Однако вот и Горка. Как здесь всё изменилось!
— Тебе не нравится?
— Очень нравится! Верно писал дедушка. Ты сделала такой хороший ремонт, что дом не узнать.
— Снаружи не так, как изнутри.
— Посмотрю!
Пани Боровская и остальные слуги немало удивились, когда ранним утром увидели приближавшуюся, мирно беседовавшую молодую пару. Все подозрения слуг в неудаче этого брака исчезли моментально.
Хозяйка показала Адаму весь дом.
Затем, вместе позавтракав, в наилучшем настроении они верхом поехали в Боровце, где и расстались. Адам поскакал в Подолин, а Маргита такой счастливой пришла домой, какой её не видели с того дня, как посетил её пан аптекарь.
И действительно, в чём они могли разниться? Ведь они словно были созданы друг для друга.
ГЛАВА ДВАДЦАТЬ СЕДЬМАЯ
По тихой аллее Подолинского парка немного раньше прогуливался пан Николай Орловский, обдумывая вчерашние впечатления. Сегодня он проснулся с этими мыслями, и они склоняли голову старика всё ниже и ниже. Вдруг с утопающей в цветах террасы раздался чей-то ликующий возглас. Пан Николай обернулся и словно зачарованный застыл на месте: на верхней ступеньке, протянув руки, будто намереваясь объять весь этот чудесный весенний мир, стояла девушка.
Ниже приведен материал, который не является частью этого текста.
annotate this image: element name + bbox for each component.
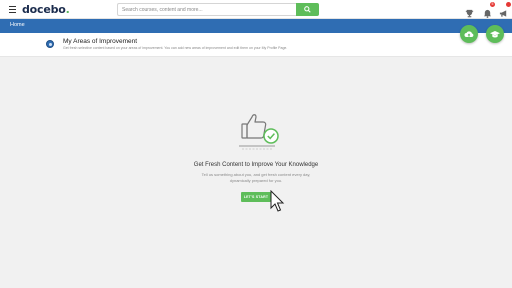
docebo-logo[interactable]: docebo. <box>22 3 70 16</box>
nav-bar: Home <box>0 19 512 33</box>
empty-state-description: Tell us something about you, and get fre… <box>0 172 512 184</box>
cloud-upload-icon <box>464 31 474 37</box>
announcement-badge <box>506 2 511 7</box>
empty-state-description-line2: dynamically prepared for you. <box>229 178 283 183</box>
menu-icon[interactable] <box>9 6 16 13</box>
search-bar <box>117 3 319 16</box>
area-globe-icon <box>46 40 54 48</box>
empty-state-title: Get Fresh Content to Improve Your Knowle… <box>193 162 319 168</box>
area-description: Get fresh selective content based on you… <box>63 46 288 50</box>
notification-badge: 5 <box>490 2 495 7</box>
learning-fab-button[interactable] <box>486 25 504 43</box>
search-button[interactable] <box>296 3 319 16</box>
area-title: My Areas of Improvement <box>63 38 138 45</box>
upload-fab-button[interactable] <box>460 25 478 43</box>
lets-start-button[interactable]: LET'S START <box>241 192 271 202</box>
search-input[interactable] <box>117 3 297 16</box>
nav-home-link[interactable]: Home <box>10 22 25 28</box>
trophy-icon[interactable] <box>465 5 474 18</box>
logo-text: docebo <box>22 3 66 16</box>
graduation-cap-icon <box>490 31 500 38</box>
mouse-cursor-icon <box>270 190 285 212</box>
bell-icon[interactable]: 5 <box>483 2 495 18</box>
top-bar: docebo. 5 <box>0 0 512 19</box>
search-icon <box>304 6 311 13</box>
logo-dot: . <box>65 3 70 16</box>
area-header <box>0 33 512 57</box>
megaphone-icon[interactable] <box>499 2 511 17</box>
thumbs-up-illustration <box>239 114 279 150</box>
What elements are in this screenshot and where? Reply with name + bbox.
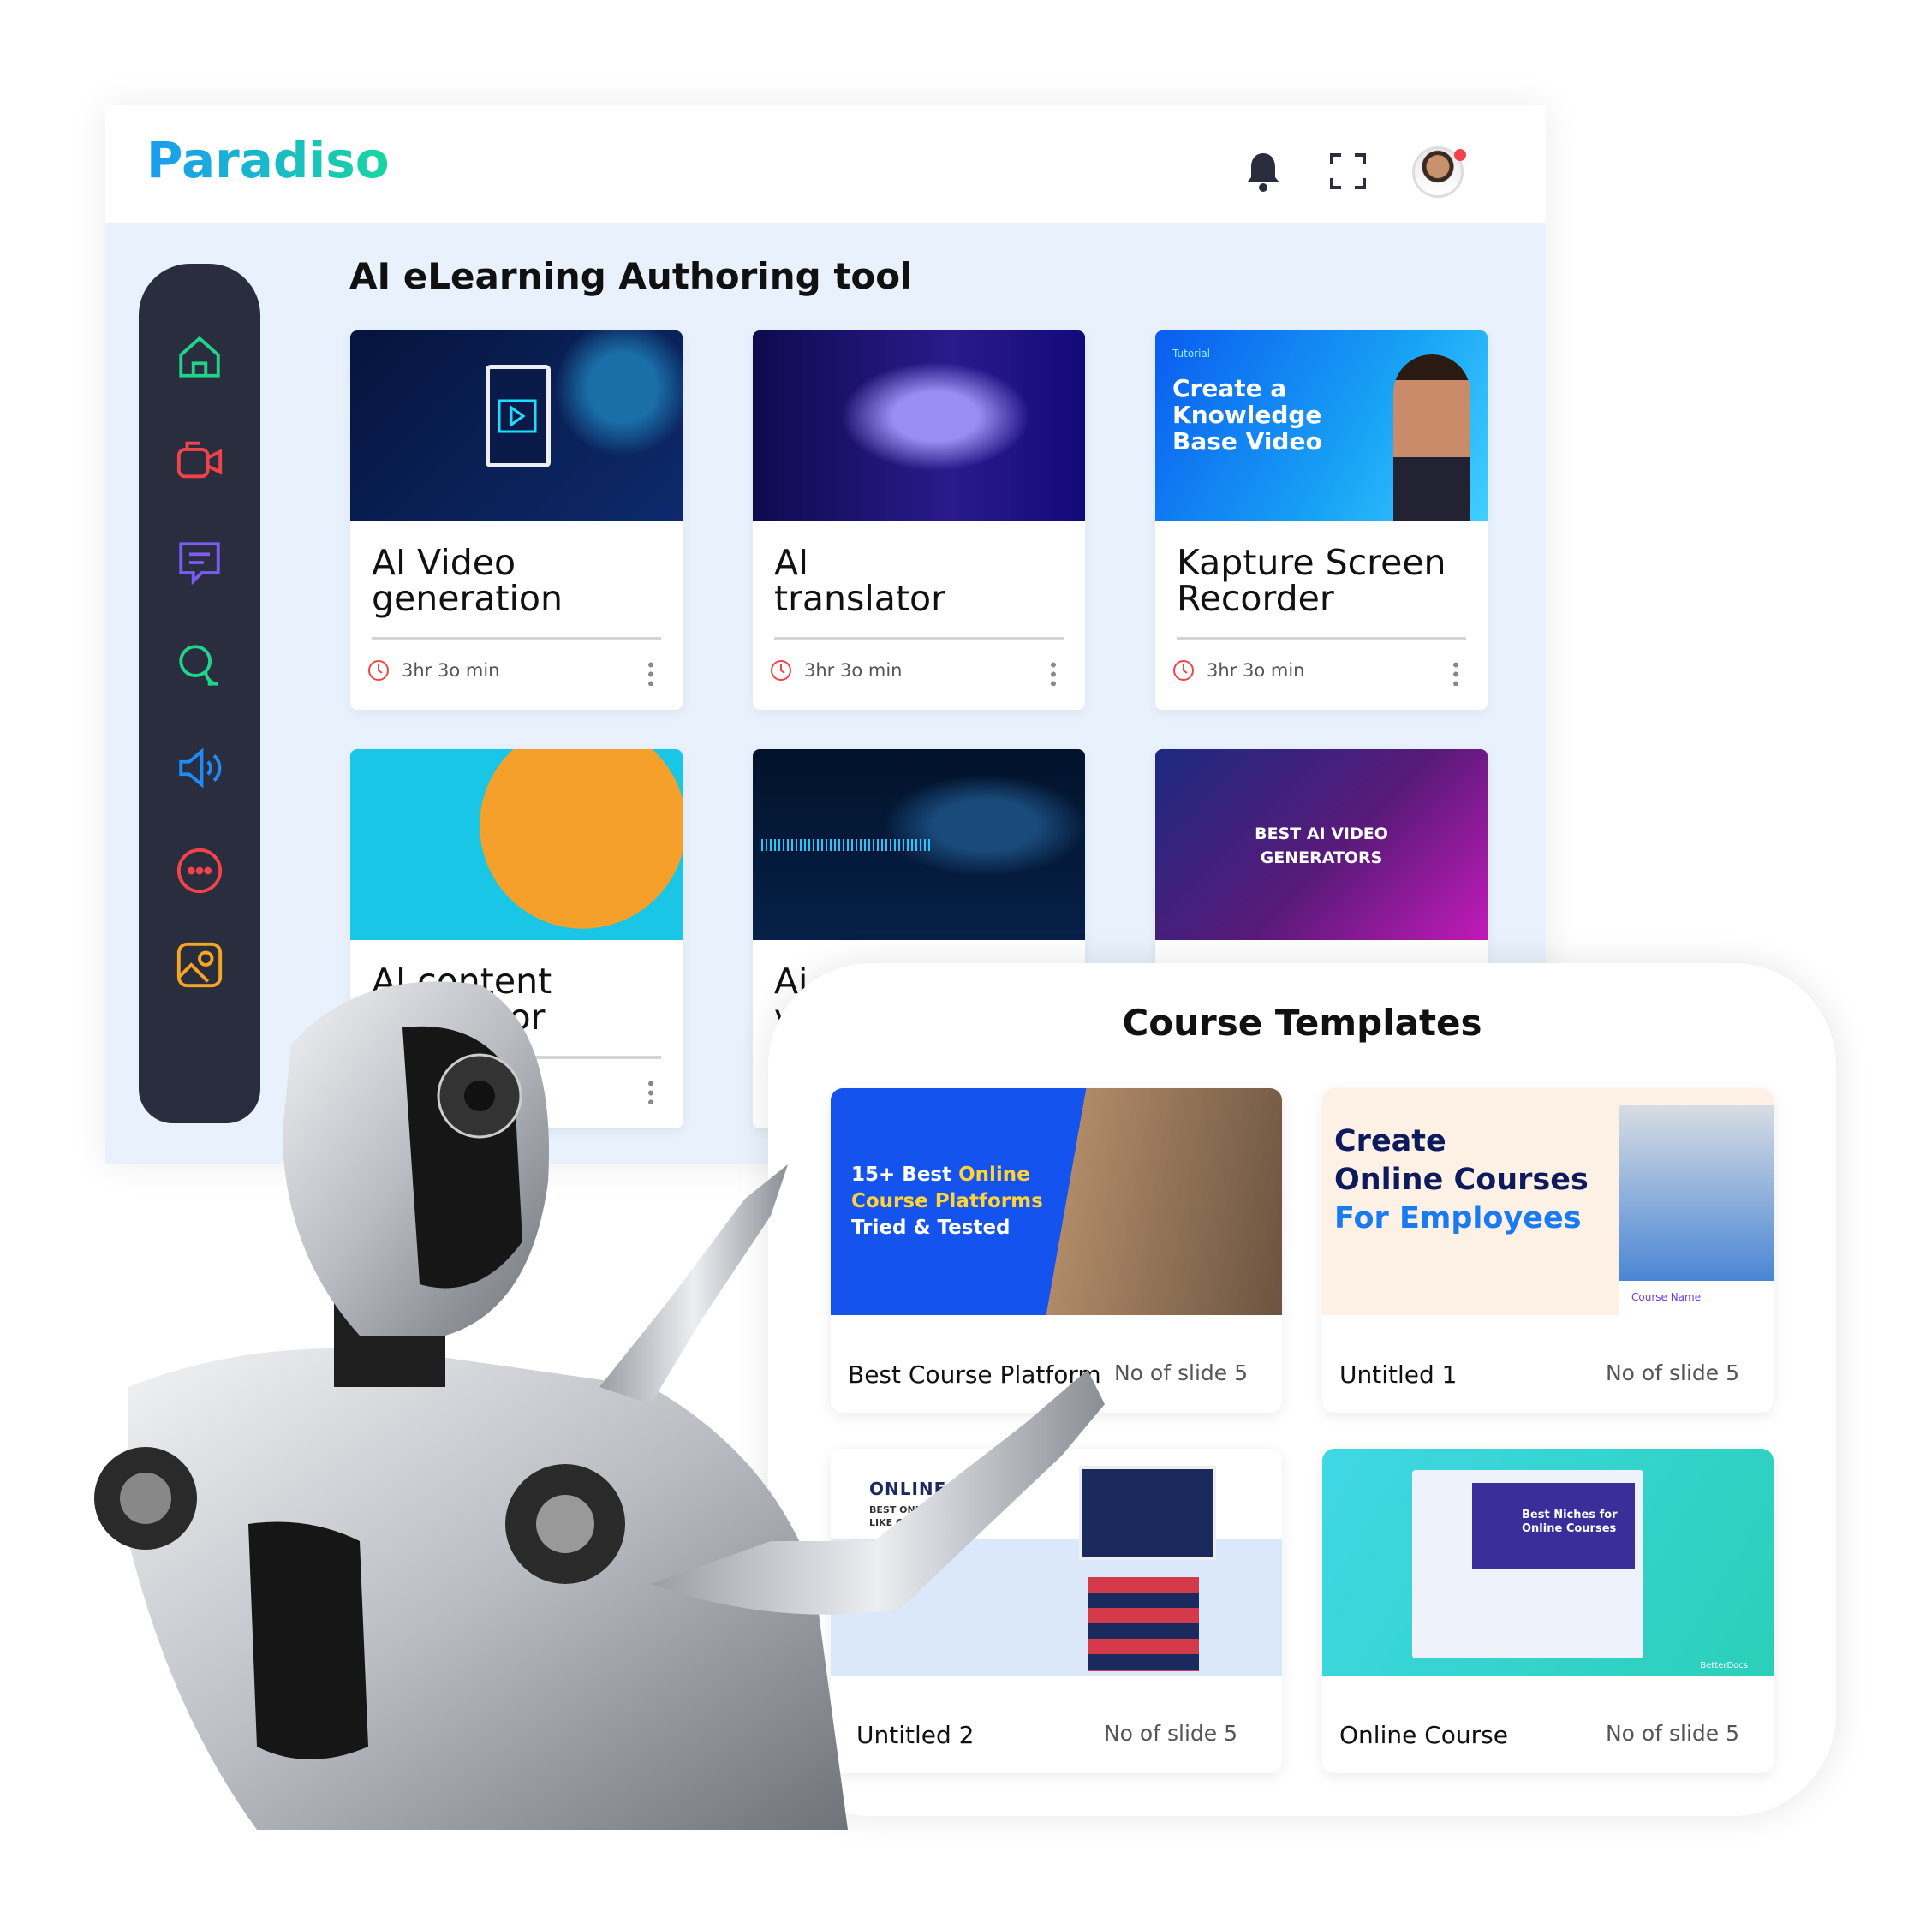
slide-count: No of slide 5 (1103, 1721, 1237, 1746)
thumb-text: BEST ONLINE LEARNIN (869, 1504, 989, 1515)
thumb-text: Online Courses (1522, 1522, 1617, 1535)
template-card[interactable]: ONLINE COUR BEST ONLINE LEARNIN LIKE COU… (831, 1449, 1282, 1773)
template-thumbnail: 15+ Best Online Course Platforms Tried &… (831, 1088, 1282, 1315)
card-duration: 3hr 3o min (402, 660, 500, 681)
image-icon[interactable] (175, 940, 224, 990)
template-card[interactable]: 15+ Best Online Course Platforms Tried &… (831, 1088, 1282, 1413)
thumb-text: Create (1334, 1124, 1446, 1158)
chat-bubbles-icon[interactable] (175, 640, 224, 690)
speaker-icon[interactable] (175, 743, 224, 793)
clock-icon (368, 660, 389, 681)
avatar[interactable] (1412, 146, 1466, 198)
template-thumbnail: Best Niches for Online Courses BetterDocs (1322, 1449, 1774, 1676)
course-card[interactable]: AI Video generation 3hr 3o min (350, 330, 683, 710)
course-card[interactable]: AI content generator (350, 749, 683, 1128)
more-options-icon[interactable] (1051, 660, 1056, 686)
thumb-text: ONLINE COUR (869, 1479, 1011, 1499)
card-thumbnail (350, 749, 683, 940)
thumb-text: 15+ Best (851, 1164, 959, 1186)
card-duration: 3hr 3o min (804, 660, 903, 681)
more-options-icon[interactable] (648, 660, 653, 686)
thumb-tag: Course Name (1619, 1281, 1774, 1315)
template-thumbnail: ONLINE COUR BEST ONLINE LEARNIN LIKE COU… (831, 1449, 1282, 1676)
fullscreen-icon[interactable] (1330, 153, 1366, 189)
template-card[interactable]: Create Online Courses For Employees Cour… (1322, 1088, 1774, 1413)
thumb-text: Create a Knowledge Base Video (1172, 374, 1322, 455)
card-title: AI translator (774, 542, 945, 619)
card-thumbnail (753, 330, 1085, 521)
card-duration: 3hr 3o min (1207, 660, 1305, 681)
page-title: AI eLearning Authoring tool (349, 255, 913, 297)
home-icon[interactable] (175, 332, 224, 382)
course-card[interactable]: Tutorial Create a Knowledge Base Video K… (1155, 330, 1488, 710)
template-name: Untitled 2 (856, 1721, 975, 1749)
card-title: AI Video generation (372, 542, 563, 619)
progress-line (372, 637, 661, 640)
card-title: AI content generator (372, 961, 552, 1038)
template-name: Untitled 1 (1339, 1360, 1458, 1389)
more-chat-icon[interactable] (175, 846, 224, 896)
card-thumbnail: Tutorial Create a Knowledge Base Video (1155, 330, 1488, 521)
card-title: Kapture Screen Recorder (1177, 542, 1446, 619)
logo: Paradiso (146, 131, 390, 189)
clock-icon (771, 660, 791, 681)
bell-icon[interactable] (1244, 150, 1282, 193)
thumb-text: Course Platforms (851, 1190, 1043, 1212)
document-chat-icon[interactable] (175, 538, 224, 587)
card-thumbnail (350, 330, 683, 521)
progress-line (774, 637, 1064, 640)
video-camera-icon[interactable] (175, 435, 224, 485)
header: Paradiso (105, 105, 1546, 223)
more-options-icon[interactable] (648, 1079, 653, 1104)
progress-line (1177, 637, 1466, 640)
thumb-text: Online Courses (1334, 1163, 1589, 1197)
card-thumbnail (753, 749, 1085, 940)
thumb-text: For Employees (1334, 1201, 1582, 1235)
thumb-brand: BetterDocs (1700, 1661, 1748, 1670)
template-card[interactable]: Best Niches for Online Courses BetterDocs… (1322, 1449, 1774, 1773)
sidebar (139, 264, 260, 1123)
card-thumbnail: BEST AI VIDEO GENERATORS (1155, 749, 1488, 940)
thumb-text: Best Niches for (1522, 1509, 1618, 1521)
more-options-icon[interactable] (1453, 660, 1458, 686)
template-thumbnail: Create Online Courses For Employees Cour… (1322, 1088, 1774, 1315)
course-templates-panel: Course Templates 15+ Best Online Course … (768, 963, 1836, 1816)
thumb-tag: Tutorial (1172, 348, 1211, 360)
play-icon (498, 399, 537, 433)
thumb-text: LIKE COURSERA (869, 1517, 954, 1528)
course-card[interactable]: AI translator 3hr 3o min (753, 330, 1085, 710)
slide-count: No of slide 5 (1605, 1360, 1739, 1385)
slide-count: No of slide 5 (1113, 1360, 1248, 1385)
thumb-text: BEST AI VIDEO GENERATORS (1255, 825, 1388, 867)
clock-icon (1173, 660, 1194, 681)
panel-title: Course Templates (1122, 1002, 1482, 1044)
notification-dot (1454, 149, 1466, 161)
thumb-text: Online (958, 1164, 1030, 1186)
progress-line (372, 1056, 661, 1059)
template-name: Online Course (1339, 1721, 1508, 1749)
template-name: Best Course Platform (848, 1360, 1101, 1389)
slide-count: No of slide 5 (1605, 1721, 1739, 1746)
thumb-text: Tried & Tested (851, 1217, 1011, 1239)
Нежный стан её облегало белое шёлковое, с богатыми кружевами платье, вокруг шеи и талии украшенное кораллами. Иссиня-чёрные волосы обрамляли бледное лицо её, слегка оживлённое нежным румянцем. На розовых устах играла счастливая улыбка. Удивление и радость были в её широко раскрытых глазах, своей тёмной синевой напоминавшие южное небо.